Certes, le point de vue exprimé n’oblige que son auteur, mais il arrive à point nommé pour éclairer le débat d’aujourd’hui. On parle, sur les ronds-points, et même dans la presse, de 1789.
Ces jours-ci le regain d’intérêt des internautes pour la consultation de notre site, n’a pas échappé au président-webmaster de l’ARBR, ce qui lui laisse à penser que le Peuple de France qui se lève aujourd’hui n’oublie pas ses ancêtres sans-culottes et Robespierre en particulier. »
Qu’est-ce qu’être robespierriste dans la France de notre temps ?
Par Georges Gastaud, agrégé de philosophie, membre de l’ARBR
Co-fondateur et animateur dans les années 90 du journal robespierriste lensois « Le Régicide »
Lens, le 15.12.2018
A l’heure où E. Macron promeut son « pacte girondin » et où tous les bien-pensants brandissent comme une insulte le mot « jacobin », il est urgent de définir ce que recouvre cette épithète, et plus précisément, ce que désigne l’étiquette de « robespierriste » puisqu’il est acquis que Robespierre fut la plus éminente figure jacobine de la Révolution française.

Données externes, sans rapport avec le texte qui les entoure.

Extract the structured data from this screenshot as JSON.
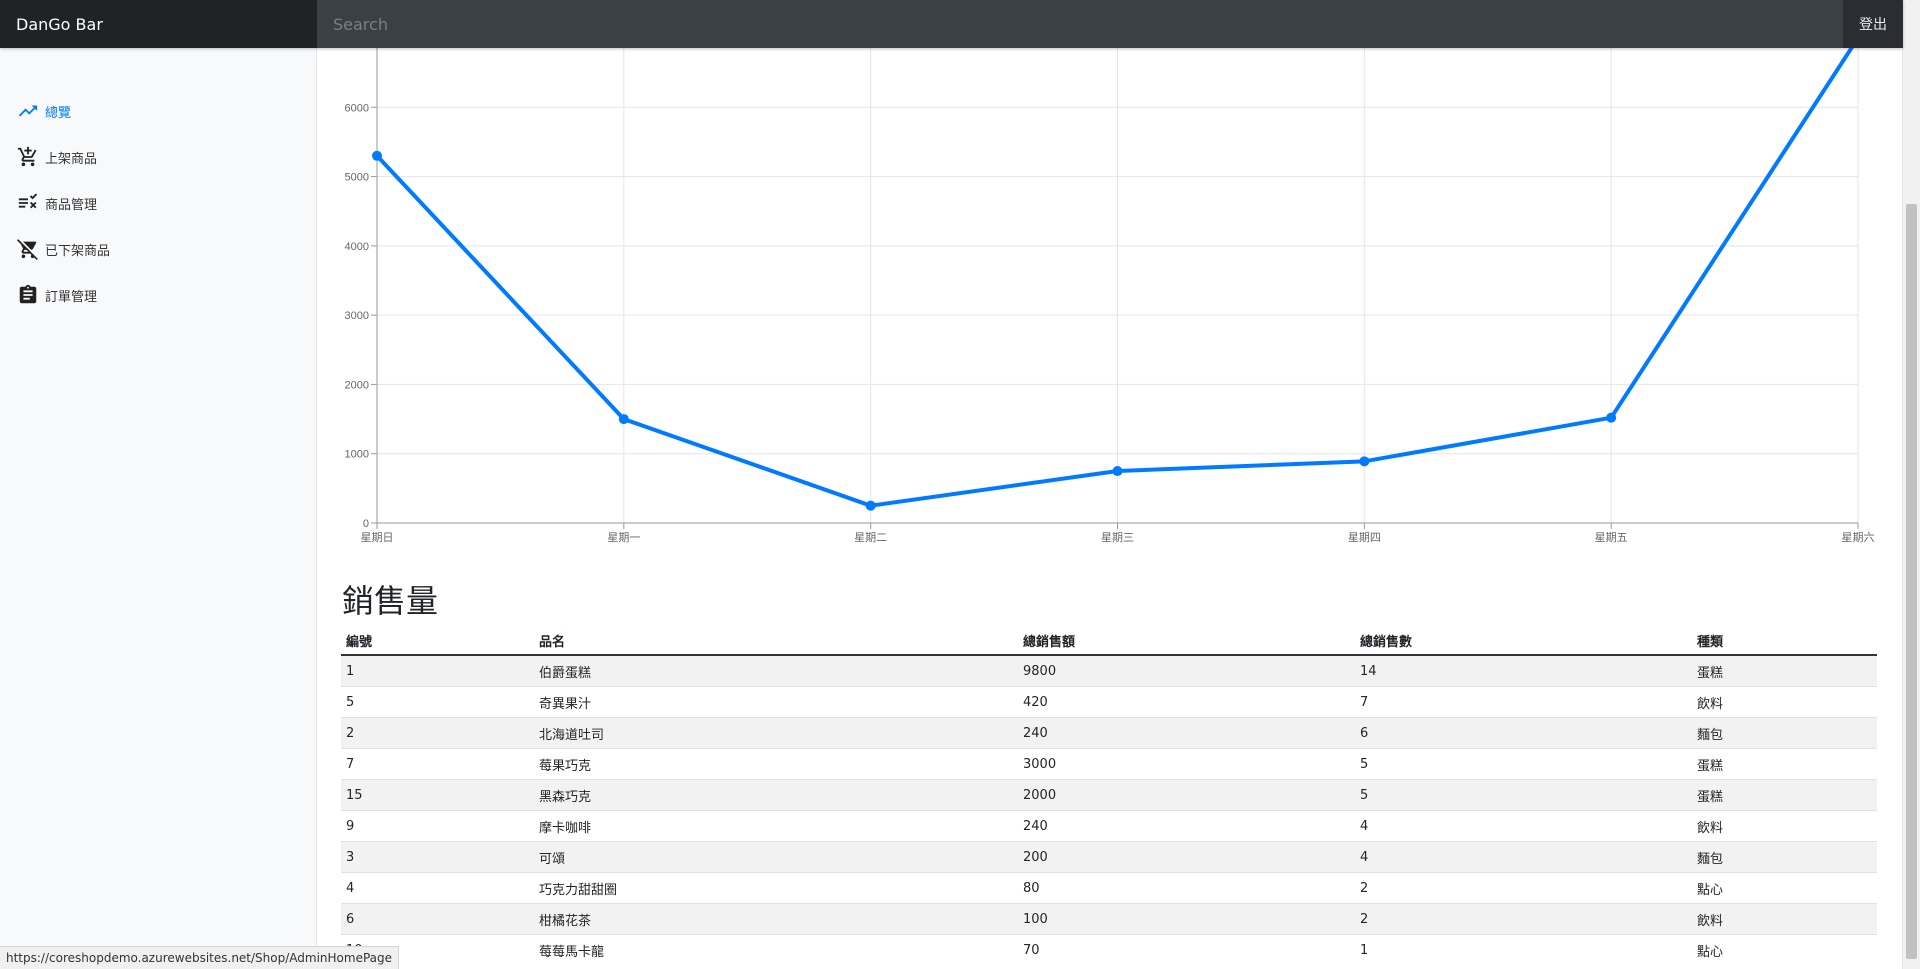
{
  "header": {
    "brand": "DanGo Bar",
    "search_placeholder": "Search",
    "logout_label": "登出"
  },
  "sidebar": {
    "items": [
      {
        "label": "總覽",
        "icon": "trending-up-icon",
        "active": true
      },
      {
        "label": "上架商品",
        "icon": "add-shopping-cart-icon",
        "active": false
      },
      {
        "label": "商品管理",
        "icon": "playlist-remove-icon",
        "active": false
      },
      {
        "label": "已下架商品",
        "icon": "remove-shopping-cart-icon",
        "active": false
      },
      {
        "label": "訂單管理",
        "icon": "assignment-icon",
        "active": false
      }
    ]
  },
  "chart_data": {
    "type": "line",
    "categories": [
      "星期日",
      "星期一",
      "星期二",
      "星期三",
      "星期四",
      "星期五",
      "星期六"
    ],
    "values": [
      5300,
      1500,
      250,
      750,
      890,
      1520,
      7000
    ],
    "yticks": [
      0,
      1000,
      2000,
      3000,
      4000,
      5000,
      6000
    ],
    "ylim": [
      0,
      7000
    ],
    "grid": true,
    "color": "#007bff"
  },
  "sales": {
    "title": "銷售量",
    "columns": [
      "編號",
      "品名",
      "總銷售額",
      "總銷售數",
      "種類"
    ],
    "rows": [
      [
        "1",
        "伯爵蛋糕",
        "9800",
        "14",
        "蛋糕"
      ],
      [
        "5",
        "奇異果汁",
        "420",
        "7",
        "飲料"
      ],
      [
        "2",
        "北海道吐司",
        "240",
        "6",
        "麵包"
      ],
      [
        "7",
        "莓果巧克",
        "3000",
        "5",
        "蛋糕"
      ],
      [
        "15",
        "黑森巧克",
        "2000",
        "5",
        "蛋糕"
      ],
      [
        "9",
        "摩卡咖啡",
        "240",
        "4",
        "飲料"
      ],
      [
        "3",
        "可頌",
        "200",
        "4",
        "麵包"
      ],
      [
        "4",
        "巧克力甜甜圈",
        "80",
        "2",
        "點心"
      ],
      [
        "6",
        "柑橘花茶",
        "100",
        "2",
        "飲料"
      ],
      [
        "10",
        "莓莓馬卡龍",
        "70",
        "1",
        "點心"
      ]
    ]
  },
  "status_bar": {
    "url": "https://coreshopdemo.azurewebsites.net/Shop/AdminHomePage"
  }
}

Je répondrai schématiquement et pour mon compte à cette question, sachant que d’autres robespierristes que je respecte ne se retrouveront peut-être pas totalement dans ma réponse. Il me semble que l’on peut se dire robespierriste, c’est-à-dire jacobin par excellence, de trois manières que je tiens pour profondément indissociables.

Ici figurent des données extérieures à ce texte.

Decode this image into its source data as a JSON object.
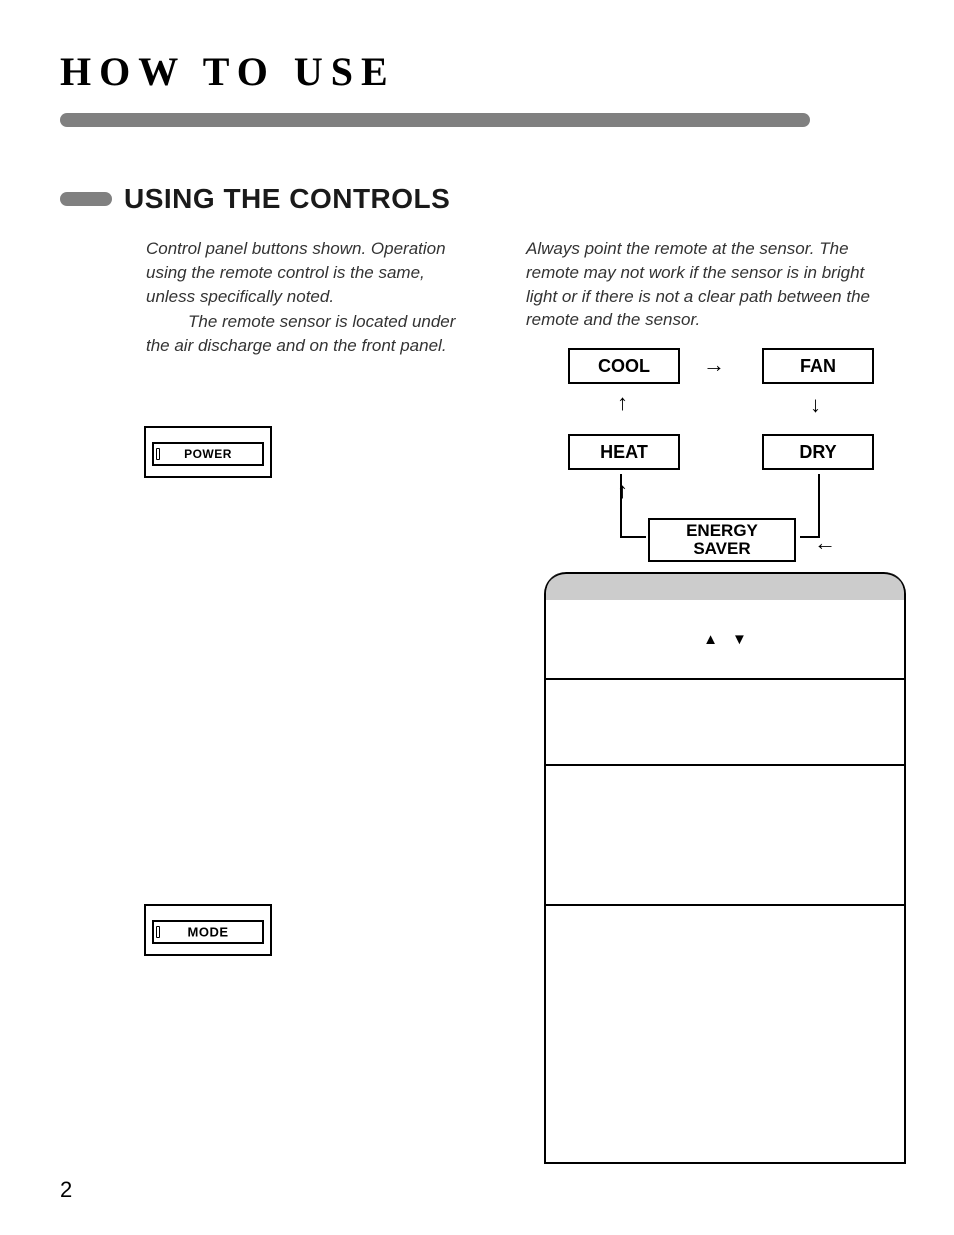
{
  "header": {
    "page_title": "HOW TO USE"
  },
  "section": {
    "title": "USING THE CONTROLS",
    "intro_left_p1": "Control panel buttons shown. Operation using the remote control is the same, unless specifically noted.",
    "intro_left_p2": "The remote sensor is located under the air discharge and on the front panel.",
    "intro_right": "Always point the remote at the sensor. The remote may not work if the sensor is in bright light or if there is not a clear path between the remote and the sensor."
  },
  "buttons": {
    "power": "POWER",
    "mode": "MODE"
  },
  "mode_diagram": {
    "cool": "COOL",
    "fan": "FAN",
    "heat": "HEAT",
    "dry": "DRY",
    "energy_saver_l1": "ENERGY",
    "energy_saver_l2": "SAVER"
  },
  "panel": {
    "up": "▲",
    "down": "▼"
  },
  "footer": {
    "page_number": "2"
  }
}
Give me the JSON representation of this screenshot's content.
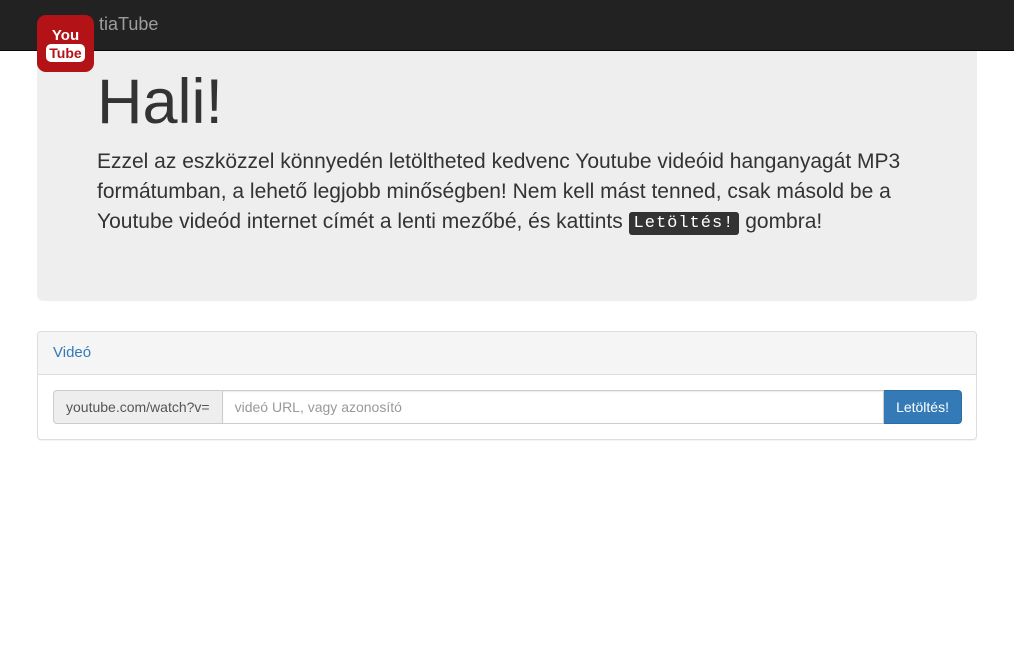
{
  "navbar": {
    "brand": "tiaTube",
    "logo": {
      "icon": "youtube-logo-icon",
      "text_top": "You",
      "text_bottom": "Tube",
      "color": "#b31217"
    }
  },
  "jumbotron": {
    "title": "Hali!",
    "lead_before": "Ezzel az eszközzel könnyedén letöltheted kedvenc Youtube videóid hanganyagát MP3 formátumban, a lehető legjobb minőségben! Nem kell mást tenned, csak másold be a Youtube videód internet címét a lenti mezőbé, és kattints ",
    "lead_kbd": "Letöltés!",
    "lead_after": " gombra!"
  },
  "panel": {
    "heading": "Videó",
    "addon": "youtube.com/watch?v=",
    "input_value": "",
    "input_placeholder": "videó URL, vagy azonosító",
    "button_label": "Letöltés!"
  },
  "colors": {
    "navbar_bg": "#222222",
    "jumbotron_bg": "#eeeeee",
    "link": "#337ab7",
    "button": "#337ab7"
  }
}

Tout d’abord, être robespierriste aujourd’hui, c’est se dresser contre un certain révisionnisme contre-révolutionnaire qui, dans la lugubre lignée de Thermidor, noircit à plaisir la phase la plus radicale et la plus authentiquement populaire de notre Révolution, nie l’effort surhumain des grands Jacobins pour sauver la « patrie en danger », fonder notre Première République, abattre la chouannerie inféodée aux envahisseurs, engager la construction encore balbutiante d’une République sociale, arrêter l’Europe contre-révolutionnaire et monarchique, pousser le plus loin possible dans les conditions effroyables de Quatre-Vingt-Treize l’alliance de la jeune bourgeoisie alors révolutionnaire, personnifiée par l’Incorruptible, avec le peuple laborieux des Sans Culottes parisiens et l’immense armée invisible des paysans faisant table rase de la féodalité et du pouvoir clérical. Il n’y a rien d’étonnant à ce que la bourgeoisie actuelle, devenue irréversiblement oligarchique, « eurolâtre », « germano-béate » hostile à toute forme de souveraineté nationale et populaire, ouvertement désireuse de re-cléricaliser [1] la France et d’araser l’héritage de deux siècles de luttes ouvrières, laïques et démocratiques, crache sur Marat et Maximilien, encense les « gentils » Girondins, réhabilite l’Autrichienne, etc., réduise le gouvernement de l’An II à « la Terreur », elle-même coupée de son tragique contexte historique : celui d’une intense lutte des classes continentale entre l’Ancien Régime et la Révolution française, au plus fort de laquelle émergent déjà sous la gangue démocratique-bourgeoise, les revendications proprement communistes de Babeuf et de Buonarroti.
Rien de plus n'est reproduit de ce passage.